AT&T is urging the court to accept the documents as part of its effort to convince U.S. District Judge Edward Milton Chen to dismiss the long-running case.
While AT&T said the consumers’ complaint “extensively” relied on these materials and wanted them considered in its motion to dismiss, the consumers claimed the invoices and messages up for judicial notice range “far beyond” the documents referenced in the complaint and contain disputed facts.
The response said one of the text messages received by a consumer, which allegedly referenced AT&T’s “secret data usage caps,” was “confusing to him.” According to the consumers, the court does not have the discretion to take judicial notice on materials where the document is “subject to varying interpretations.” Instead, the consumers said the parties should engage in discovery to sort through the questions.
The consumers initially filed their class action lawsuit in 2015, claiming the company promoted “unlimited” mobile data plans without properly disclosing restrictions.

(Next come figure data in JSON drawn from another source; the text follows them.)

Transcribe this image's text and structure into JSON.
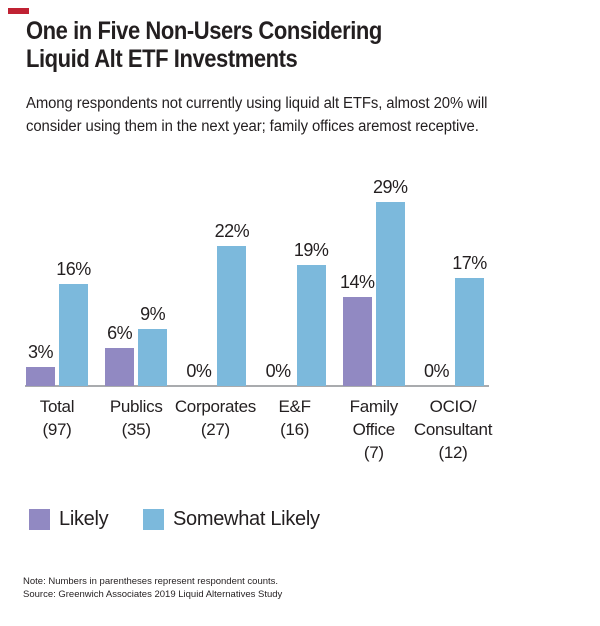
{
  "accent_color": "#c02233",
  "text_color": "#231f20",
  "header": {
    "title": "One in Five Non-Users Considering\nLiquid Alt ETF Investments",
    "subtitle": "Among respondents not currently using liquid alt ETFs, almost 20% will\nconsider using them in the next year; family offices aremost receptive."
  },
  "chart_data": {
    "type": "bar",
    "title": "One in Five Non-Users Considering Liquid Alt ETF Investments",
    "categories": [
      [
        "Total",
        "(97)"
      ],
      [
        "Publics",
        "(35)"
      ],
      [
        "Corporates",
        "(27)"
      ],
      [
        "E&F",
        "(16)"
      ],
      [
        "Family",
        "Office",
        "(7)"
      ],
      [
        "OCIO/",
        "Consultant",
        "(12)"
      ]
    ],
    "series": [
      {
        "name": "Likely",
        "color": "#9189c2",
        "values": [
          3,
          6,
          0,
          0,
          14,
          0
        ]
      },
      {
        "name": "Somewhat Likely",
        "color": "#7cb9dc",
        "values": [
          16,
          9,
          22,
          19,
          29,
          17
        ]
      }
    ],
    "value_suffix": "%",
    "value_labels": "above each bar; 0% shown at baseline where bar is absent",
    "xlabel": "",
    "ylabel": "",
    "ylim": [
      0,
      30
    ],
    "grid": false,
    "y_axis_shown": false,
    "axis_color": "#a9abae",
    "legend_position": "bottom-left"
  },
  "legend": {
    "items": [
      {
        "label": "Likely",
        "color": "#9189c2"
      },
      {
        "label": "Somewhat Likely",
        "color": "#7cb9dc"
      }
    ]
  },
  "footnotes": {
    "note": "Note: Numbers in parentheses represent respondent counts.",
    "source": "Source: Greenwich Associates 2019 Liquid Alternatives Study"
  }
}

Just one month before the suit was filed, the Federal Communications Commissionproposed a record $100 million fine after finding that the telecom drastically reduced download speeds for customers who used a certain amount of data in a month, a process known as throttling.
The district court originally sent the claims to arbitration in 2016.The Ninth Circuit affirmed that choice the next year, and the U.S. Supreme Court refused to hear consumers’ appeal on the arbitration question. However, a 2017 California Supreme Court decision in a separate case altered the landscape by holding that an agreement like AT&T’s waiving public injunctive relief in any forum is contrary to California law and unenforceable.
The consumers again tried to escape arbitration by asserting that the California high court ruling provided the district court with a new basis to deny forced arbitration and the district court agreed it was no longer appropriate to compel arbitration.
AT&T challenged that finding in the Ninth Circuit, but the appeals court said the lower court now was right to keep the dispute out of arbitration.
Last month, AT&T asked the district court to toss the case.
Counsel and representatives for AT&T, along with counsel for the consumers, did not immediately respond to requests for comment Friday.
The consumers are represented by Michael W. Sobol and Roger N. Heller of Lieff Cabraser Heimann & Bernstein LLP, Daniel M. Hattis of Hattis Law, John A. Yanchunis and Jean Martin of Morgan & Morgan, D. Anthony Mastando and Eric J. Artrip of Mastando & Artrip LLC and Alexander H. Schmidt.
AT&T is represented by Andrew J. Pincus, Archis Parasharami and Kevin Ranlett of Mayer Brown LLP and Pete Marketos, Tyler Bexley, Brett Rosenthal and Sean Gallagher of Reese Marketos LLP.
The case is Roberts et al. v. AT&T Mobility LLC, case number 3:15-cv-03418, in the U.S. District Court for the Northern District of California.